重要的是要有意志力,能持续学习,也要持续地磨练自己。如果能够因此而成长,那么不管开始的契机是什么都不重要。
「也许这就是所谓的缘分吧?」
我想起了师父曾经说过的话。
认真地生活着的人所需要的师父,在某个时间点就会自然而然地出现。虽然我学习武术的契机是因为姐姐,有缘的话就算不是因为姐姐,我一定也会在某个场合遇见师父。
「缘分?」
「我跟你能够像现在这样讲话也需要缘分,如果命中注定你要学武术的话,那么就算你没遇见我,也一定会在某个场合下遇到师父。」
「如果是那样就好了。」
射水同学用我的惯用语说着,不过我一点也不反对他学我。
如果射水同学因为我而变好,那我也很开心。
虽然他跟师父的相遇究竟是不是因为我,我自己也不是很肯定。
☆
隔天,以及隔天的隔天看到冰柱,她都摆出一副臭脸给我看。
冰柱似乎是另有计划,而那个计划并没有成功,所以才没给我好脸色看,总是略带怒意地瞪着我。老实说,她瞪我也于事无补。虽然同住一个房间的室友这么故意地对待也不好受,不过也不是不能忍受的状况。再说本来冰柱就应该早早放弃才对。
射水同学已经不是以前的射水同学了。
「妳觉得如何?」
射水同学以近乎惊人的速度持续改变着。
「这些菜……真的是你做的吗?」
射水同学要我礼拜六中午以前到他家一趟,于是我依约前往。没想到等着我的是一桌丰盛的菜肴。
可能是我说过想吃牛排吧?在我眼前的是一份五分熟牛排,旁边搭配着各种各样的黄绿色蔬菜。凯萨色拉盛装着满满一碗,煮得通透可口的洋葱汤,还有飘着略焦香味的白饭。最后是应我要求而有的白开水。
自己点的菜单一应俱全地出现在眼前已经够让我惊讶,没想到当我一刀切进牛排时,又再惊讶一次。因为这块牛排切起来的感觉跟我吃过的牛排完全不同,刀子很轻易地就能划开它。
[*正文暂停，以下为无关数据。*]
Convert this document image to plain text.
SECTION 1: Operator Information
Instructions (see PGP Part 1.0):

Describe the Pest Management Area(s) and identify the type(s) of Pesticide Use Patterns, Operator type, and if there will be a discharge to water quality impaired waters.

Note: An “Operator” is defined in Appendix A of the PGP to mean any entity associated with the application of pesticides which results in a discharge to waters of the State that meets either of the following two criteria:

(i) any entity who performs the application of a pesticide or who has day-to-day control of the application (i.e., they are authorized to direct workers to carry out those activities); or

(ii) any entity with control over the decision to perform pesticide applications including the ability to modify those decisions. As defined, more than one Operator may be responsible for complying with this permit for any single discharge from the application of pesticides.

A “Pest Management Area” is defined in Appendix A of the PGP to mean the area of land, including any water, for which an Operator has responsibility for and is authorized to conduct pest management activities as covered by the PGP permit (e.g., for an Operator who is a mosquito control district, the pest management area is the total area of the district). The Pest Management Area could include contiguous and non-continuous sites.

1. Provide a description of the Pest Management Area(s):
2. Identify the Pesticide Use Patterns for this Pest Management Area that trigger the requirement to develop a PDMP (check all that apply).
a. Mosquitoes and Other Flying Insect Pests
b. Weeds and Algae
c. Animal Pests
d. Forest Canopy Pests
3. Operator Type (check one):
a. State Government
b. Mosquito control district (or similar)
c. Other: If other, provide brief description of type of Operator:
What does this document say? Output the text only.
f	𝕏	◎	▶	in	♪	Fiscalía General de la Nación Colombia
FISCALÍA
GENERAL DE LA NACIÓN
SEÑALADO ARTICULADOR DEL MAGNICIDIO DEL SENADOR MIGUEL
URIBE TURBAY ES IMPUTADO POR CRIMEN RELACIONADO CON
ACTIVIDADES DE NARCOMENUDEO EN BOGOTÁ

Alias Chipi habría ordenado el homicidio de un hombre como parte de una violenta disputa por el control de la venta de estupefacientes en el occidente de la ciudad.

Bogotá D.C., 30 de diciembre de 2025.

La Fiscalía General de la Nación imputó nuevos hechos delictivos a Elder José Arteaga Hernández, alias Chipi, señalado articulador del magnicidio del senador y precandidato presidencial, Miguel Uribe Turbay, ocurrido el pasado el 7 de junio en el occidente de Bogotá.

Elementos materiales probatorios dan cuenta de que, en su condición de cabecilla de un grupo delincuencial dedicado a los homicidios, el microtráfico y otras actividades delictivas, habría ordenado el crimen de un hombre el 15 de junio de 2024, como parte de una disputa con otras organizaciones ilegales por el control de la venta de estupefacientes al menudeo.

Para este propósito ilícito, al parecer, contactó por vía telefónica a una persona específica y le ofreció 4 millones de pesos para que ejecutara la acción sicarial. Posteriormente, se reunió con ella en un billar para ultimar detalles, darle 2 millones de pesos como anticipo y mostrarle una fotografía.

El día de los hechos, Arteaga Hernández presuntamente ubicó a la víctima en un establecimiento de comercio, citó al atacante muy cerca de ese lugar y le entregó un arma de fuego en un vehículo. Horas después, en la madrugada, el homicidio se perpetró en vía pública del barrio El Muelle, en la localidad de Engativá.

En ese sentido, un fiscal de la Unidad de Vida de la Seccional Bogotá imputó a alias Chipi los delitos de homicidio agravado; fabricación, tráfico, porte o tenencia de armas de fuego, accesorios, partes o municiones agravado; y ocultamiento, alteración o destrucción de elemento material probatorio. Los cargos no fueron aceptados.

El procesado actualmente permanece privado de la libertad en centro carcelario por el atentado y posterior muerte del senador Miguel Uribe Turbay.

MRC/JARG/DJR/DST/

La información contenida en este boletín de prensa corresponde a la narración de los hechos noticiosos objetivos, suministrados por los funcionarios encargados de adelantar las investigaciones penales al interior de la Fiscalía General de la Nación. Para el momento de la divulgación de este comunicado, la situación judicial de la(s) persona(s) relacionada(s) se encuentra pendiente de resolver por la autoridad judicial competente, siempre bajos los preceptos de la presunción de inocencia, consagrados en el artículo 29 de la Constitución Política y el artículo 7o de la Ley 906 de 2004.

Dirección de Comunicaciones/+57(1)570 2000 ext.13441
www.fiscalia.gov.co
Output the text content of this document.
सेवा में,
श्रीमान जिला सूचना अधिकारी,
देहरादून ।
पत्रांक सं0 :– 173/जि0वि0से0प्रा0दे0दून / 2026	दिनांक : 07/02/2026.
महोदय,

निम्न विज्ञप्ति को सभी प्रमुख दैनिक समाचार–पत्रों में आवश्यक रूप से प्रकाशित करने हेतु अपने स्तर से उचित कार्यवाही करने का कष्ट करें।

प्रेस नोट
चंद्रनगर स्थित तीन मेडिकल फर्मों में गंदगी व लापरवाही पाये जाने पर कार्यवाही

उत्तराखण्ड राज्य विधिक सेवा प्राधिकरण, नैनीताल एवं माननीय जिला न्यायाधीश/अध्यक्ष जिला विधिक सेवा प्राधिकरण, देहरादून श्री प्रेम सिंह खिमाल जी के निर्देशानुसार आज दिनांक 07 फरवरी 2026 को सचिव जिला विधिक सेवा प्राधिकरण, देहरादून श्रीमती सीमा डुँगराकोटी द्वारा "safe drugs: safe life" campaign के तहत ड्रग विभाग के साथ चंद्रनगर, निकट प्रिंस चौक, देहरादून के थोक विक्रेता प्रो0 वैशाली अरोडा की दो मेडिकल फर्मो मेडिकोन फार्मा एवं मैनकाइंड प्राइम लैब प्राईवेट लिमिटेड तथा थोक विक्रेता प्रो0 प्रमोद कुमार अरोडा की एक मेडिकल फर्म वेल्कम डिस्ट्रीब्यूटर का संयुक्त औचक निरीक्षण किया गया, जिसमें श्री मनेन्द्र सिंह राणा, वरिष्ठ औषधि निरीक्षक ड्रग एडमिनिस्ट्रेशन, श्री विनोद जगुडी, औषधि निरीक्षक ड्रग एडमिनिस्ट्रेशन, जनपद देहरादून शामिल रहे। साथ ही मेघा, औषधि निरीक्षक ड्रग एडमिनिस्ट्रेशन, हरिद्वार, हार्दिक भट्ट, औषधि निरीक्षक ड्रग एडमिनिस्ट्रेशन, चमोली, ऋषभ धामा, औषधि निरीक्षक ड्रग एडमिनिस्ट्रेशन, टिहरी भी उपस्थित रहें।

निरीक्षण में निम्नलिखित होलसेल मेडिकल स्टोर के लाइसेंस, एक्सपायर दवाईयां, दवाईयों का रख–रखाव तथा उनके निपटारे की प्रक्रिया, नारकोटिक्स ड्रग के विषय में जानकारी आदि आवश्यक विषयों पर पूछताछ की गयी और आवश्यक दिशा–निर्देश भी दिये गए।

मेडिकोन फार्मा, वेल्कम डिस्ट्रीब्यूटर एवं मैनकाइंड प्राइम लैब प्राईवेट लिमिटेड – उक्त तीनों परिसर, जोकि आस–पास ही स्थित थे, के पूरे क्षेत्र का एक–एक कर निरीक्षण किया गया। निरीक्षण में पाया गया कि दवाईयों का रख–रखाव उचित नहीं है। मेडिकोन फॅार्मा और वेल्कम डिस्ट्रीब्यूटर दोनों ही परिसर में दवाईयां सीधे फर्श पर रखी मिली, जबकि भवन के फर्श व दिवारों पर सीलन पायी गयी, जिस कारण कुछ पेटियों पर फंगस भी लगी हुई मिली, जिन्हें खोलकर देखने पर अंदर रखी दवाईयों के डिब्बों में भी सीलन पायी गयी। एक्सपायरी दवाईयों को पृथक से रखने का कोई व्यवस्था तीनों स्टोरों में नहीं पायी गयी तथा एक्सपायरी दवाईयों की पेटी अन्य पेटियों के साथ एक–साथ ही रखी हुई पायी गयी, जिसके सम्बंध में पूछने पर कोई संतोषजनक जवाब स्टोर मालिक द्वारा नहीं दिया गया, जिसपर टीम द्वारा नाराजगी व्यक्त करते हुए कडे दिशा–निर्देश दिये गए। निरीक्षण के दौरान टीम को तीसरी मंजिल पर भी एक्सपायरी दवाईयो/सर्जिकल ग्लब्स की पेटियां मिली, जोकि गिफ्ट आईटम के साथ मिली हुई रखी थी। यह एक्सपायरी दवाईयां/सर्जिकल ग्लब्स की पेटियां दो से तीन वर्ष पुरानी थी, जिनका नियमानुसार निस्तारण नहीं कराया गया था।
这不光是因为牛排刀本身就是很锋利的刀子,而是因为肉质的柔软度很够的缘故。
「呜……」
吃了一口肉,让我更惊艳。
这块肉的美味好难形容,切的时候就知道它很软,夸张的是一放进嘴里,竟然就这样融化在舌尖。而且居然无比地甘甜!这种甜味跟舔砂糖所吃到的甜味不太一样,比较像是优质的肉所含有的脂肪那种清爽的甜味。
「很难吃吗?」
正当我陶醉在肉的美味时,射水同学担心地问着。
「咦?不是的……因为太好吃了所以……」
这就是因为食物太好吃所以连话都说不出来。还以为这种形容只出现在故事里,自己实际吃到时,才深深体会到那种好吃到无达言喻的境界是真的存在的。
仔细一想,第一次看到师父使出绝技时,也跟现在一样连话都说不出来。这么说来,吃到精致的美食时,一样无法说出话来也没什么好奇怪的。
而且,我真的想都没想过自己能有机会吃到这么好吃的食物。
「因为太好吃?」
「嗯,因为太好吃所以很惊讶。」
很想用更好的形容来表达,但是词穷的我只想得到这种讲法。
「太好了!」
不过光是这样讲,射水同学就显得很满足,他愉悦地看着我笑。
「有这么值得高兴吗?」
被看得有点害臊的我说出了不太适宜的话。
「当然值得开心啰。即使自己觉得好吃,如果雾理同学觉得不好吃,那就没有任何意义了。」
「是这样吗?」
「嗯。最近我替雾理同学添了不少麻烦,为了答谢妳的帮忙,所以我特地练习做菜。」
「练习做菜?是为了我?」
我只知道这些菜是特地为我做的。
「是啊。因为我几乎都吃外面,这次是我第一次自己做菜。所以听到妳称赞菜好吃,我真的很开心。」
「这……真的是你第一次做菜?」
第一次做菜就能做出这么好吃的菜让我很意外。当然食材本身就很高级,不过感觉的出来这些菜的火候也很恰到好处。